Зазвонил телефон. Капитан Трофимов снял трубку.
– Да. Привезли переводчика, отлично! Заводите.
– Фрау лейтенант ошибается. Он не офицер СС, а ефрейтор. Документы в машине сгорели случайно.
– Спроси его, – обратился Трофимов к переводчику, – почему пытался бежать?
– Он говорит, что сам сейчас не понимает – почему? Побежал и все.
– Раздеть его! – Приказал вдруг Трофимов конвоирам. – На груди след от пули в области сердца должен был остаться.
– Не надо. – Вдруг сказал немец на довольно хорошем русском языке. Я не ефрейтор, я гауптман. Мое настоящее имя Адольф Гимлер. Но мы не проводили карательной акции. Жители той деревни подлежали вывозу для добровольной работы в Германии, а в СС я никогда не был.
– Был, был! Я тебя в их форме видела, – улыбнулась Маша.
– Ох, ты, и русский знает! – Обрадовался Трофимов.
– Это хорошо. Мы с тобой еще долго по душам говорить будем. А про добровольную работу в Германии ты Фюреру своему расскажешь. Один – в двух лицах. В общем все. Товарищ Воронина, вы свободны. Спасибо за помощь. Если будете нужны, мы вас вызовем. Можете идти.
– Машка, ты где так долго была и чего довольная такая? Я думала случилось чего! – Встретила ее вопросом Аня.
– Случилось Анечка, случилось. Маша опустилась рядом с Аней на диван. Сейчас расскажу.

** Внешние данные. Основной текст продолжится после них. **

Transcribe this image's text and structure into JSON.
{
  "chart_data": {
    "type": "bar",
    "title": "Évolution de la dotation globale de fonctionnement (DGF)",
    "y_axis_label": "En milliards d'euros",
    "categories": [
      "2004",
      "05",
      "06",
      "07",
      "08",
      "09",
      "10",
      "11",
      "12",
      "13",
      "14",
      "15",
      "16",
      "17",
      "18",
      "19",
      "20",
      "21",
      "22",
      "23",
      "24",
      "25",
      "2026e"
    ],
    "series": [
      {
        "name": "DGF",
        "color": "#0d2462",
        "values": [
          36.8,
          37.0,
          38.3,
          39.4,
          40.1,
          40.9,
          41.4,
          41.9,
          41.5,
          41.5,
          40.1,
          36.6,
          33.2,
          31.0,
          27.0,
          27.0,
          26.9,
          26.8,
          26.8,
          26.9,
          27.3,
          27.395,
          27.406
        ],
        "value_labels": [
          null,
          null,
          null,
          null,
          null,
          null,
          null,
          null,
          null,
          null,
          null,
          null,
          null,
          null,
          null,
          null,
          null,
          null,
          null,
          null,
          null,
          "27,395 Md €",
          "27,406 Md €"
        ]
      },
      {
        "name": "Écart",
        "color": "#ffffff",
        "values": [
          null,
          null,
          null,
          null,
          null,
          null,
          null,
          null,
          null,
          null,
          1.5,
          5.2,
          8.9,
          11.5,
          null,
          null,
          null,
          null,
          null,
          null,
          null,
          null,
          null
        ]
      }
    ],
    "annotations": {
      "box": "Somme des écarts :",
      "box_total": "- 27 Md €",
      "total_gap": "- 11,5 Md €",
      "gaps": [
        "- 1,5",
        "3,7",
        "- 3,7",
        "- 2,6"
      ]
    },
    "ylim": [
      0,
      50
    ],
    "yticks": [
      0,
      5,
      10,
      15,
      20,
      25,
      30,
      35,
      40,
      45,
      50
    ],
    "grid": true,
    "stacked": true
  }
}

– Знаешь, а может быть и хорошо, что ты его тогда там не кончила, – немного подумав сказала Аня. – Теперь его по трибуналу, как бандита, к стенке поставят, или на первой осине вздернут, чтобы люди видели. А потом и до Гитлера доберемся. Я бы его за все, что он сделал, на кол посадила, только бы не сбежал.
– Я бы тоже, – согласилась Маша. – Пускай помучается!